My older brother and mom got into a heated arguement. It honestly sounded like they were going to **** each other. I called the cops because I felt like my safety was in jepordy. My dad got angry at me for calling the cops. He said he didn't want any cops around the house, especially the garage. I'm pretty sure he has an illegal substance in the garage and been smoking it for who knows how many years. And basically yelled at me for 'Calling the cops on your own family. You're a bad person. Yo momma and brother been arguing for years. You should be used to it. It's in [Filipino's] culture' That kind of BS They've been like this for years, more like as far I can remember. There's always fighting in my house-my dad against my older brother or my older brother against my mom or my mom against my dad. I'm just sick of just sitting back and can do anything about it other than endure it; my younger brother and myself. It's just complete BS and my parents (more like my dad) feels and pushes that 'it's normal behavior and just deal with it. We're your family and you should love us no matter what {eventhough we don't acknowledge you, actually listen to you or respect you like a person}


I really want to go back to school for graphic design, but I have no money to. I can't take out any more loans until I pay back the ones I already have. And my counselor has been suggesting that I get a job in Seattle and live on my own, which will improve my depression (I REALIZE this and I am WILLING to do this). However, since I have no money, I can't get up and move because I'll have no way to feed myself or anything. I've been applying to entry level, retail, etc, even McDonald's and Wendy's and have been rejected from every single one of them. What my counselor asked is "What will it take for me to leave?" and I responded "When someone physically hits me." And I don't think that will happen because everyone in my family knows if they were to throw a punch, they would go to jail.
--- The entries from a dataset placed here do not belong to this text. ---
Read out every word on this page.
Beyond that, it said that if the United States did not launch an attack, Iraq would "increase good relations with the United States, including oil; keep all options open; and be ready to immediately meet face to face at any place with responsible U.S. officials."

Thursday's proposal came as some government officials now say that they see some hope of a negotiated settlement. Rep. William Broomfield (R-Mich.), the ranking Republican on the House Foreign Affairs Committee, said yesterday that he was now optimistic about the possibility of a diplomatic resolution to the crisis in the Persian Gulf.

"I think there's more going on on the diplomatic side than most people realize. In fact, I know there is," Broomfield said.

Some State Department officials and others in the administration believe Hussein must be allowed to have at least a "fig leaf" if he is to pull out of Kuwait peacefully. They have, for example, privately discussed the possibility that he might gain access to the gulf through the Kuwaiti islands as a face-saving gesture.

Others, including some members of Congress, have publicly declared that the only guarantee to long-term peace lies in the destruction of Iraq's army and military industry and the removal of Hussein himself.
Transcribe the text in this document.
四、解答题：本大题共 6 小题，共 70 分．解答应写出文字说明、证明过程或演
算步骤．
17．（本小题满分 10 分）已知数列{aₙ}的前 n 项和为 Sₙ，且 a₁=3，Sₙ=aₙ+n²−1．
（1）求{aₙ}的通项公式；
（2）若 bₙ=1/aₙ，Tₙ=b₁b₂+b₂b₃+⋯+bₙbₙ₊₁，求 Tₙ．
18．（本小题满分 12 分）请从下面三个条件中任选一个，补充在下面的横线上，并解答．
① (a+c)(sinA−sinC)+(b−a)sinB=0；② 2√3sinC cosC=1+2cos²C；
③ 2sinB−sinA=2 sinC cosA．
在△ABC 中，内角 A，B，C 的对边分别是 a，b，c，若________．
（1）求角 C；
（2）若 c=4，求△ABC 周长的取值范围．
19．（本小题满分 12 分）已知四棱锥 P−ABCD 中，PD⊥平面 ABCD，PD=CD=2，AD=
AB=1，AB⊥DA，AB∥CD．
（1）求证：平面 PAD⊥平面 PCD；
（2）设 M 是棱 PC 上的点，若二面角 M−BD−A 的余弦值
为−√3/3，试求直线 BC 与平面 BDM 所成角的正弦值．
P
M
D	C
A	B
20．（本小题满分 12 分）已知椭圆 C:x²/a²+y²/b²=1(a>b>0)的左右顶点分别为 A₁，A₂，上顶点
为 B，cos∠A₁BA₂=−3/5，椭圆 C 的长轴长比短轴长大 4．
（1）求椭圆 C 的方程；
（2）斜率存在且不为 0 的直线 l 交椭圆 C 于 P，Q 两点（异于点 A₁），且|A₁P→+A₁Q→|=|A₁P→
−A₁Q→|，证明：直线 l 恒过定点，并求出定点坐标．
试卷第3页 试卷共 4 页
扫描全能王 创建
I don't know what to do and I'm seriously stressing out here. I have severe depression:

-Family is basically the cause of my depression and is bringing me down more each day
-I don't have any friends to stay with
-Can't just get up and run away since have no money to get food or shelter
-I basically don't have a support group at all
-I have no money at all
-I have no job and been unemployed for the past year

Please help me, I'm desperate.

nlgalloway
Posts: 4
Joined: Fri May 11, 2012 9:54 pm
Location: British Columbia, Canada

Postby nlgalloway » Fri May 11, 2012 10:12 pm

Dear Aiko - reading your post, I can see why you're depressed! The family situation sounds miserable. What you need to do each day is GET OUT OF THE HOUSE. Find some place to volunteer: United Way can help http://www.uwkc.org/ways-to-volunteer/, or just go to your local library, school or church.
Once you're volunteering, offer your graphic art skills (I presume you have some) and start getting a name for that.
This will give you something for your resume, a way to see if graphic arts is really for you, and - best of all- give you some place to go every day.
Good luck!

aiko137
Posts: 15
Joined: Sun Feb 22, 2009 6:01 pm
Location: Seattle

Postby aiko137 » Sat May 12, 2012 12:08 am

I've been volunteering at the Boys & Girls club where I live, but I just couldn't take it there any more. The at risk kids there didn't treat me like a person, so I quit after 5 MONTHS of volunteering. I don't have a school to go to anymore. Didn't have a support group there either. I don't go to church either. And I don't have any graphic art skills. I don't know photoshop. I can't learn online since I learn better if someone physically helps me in person. I can't draw. All I do is copy other images on deviantart, but I mimic well. I just can't create any drawing on my own.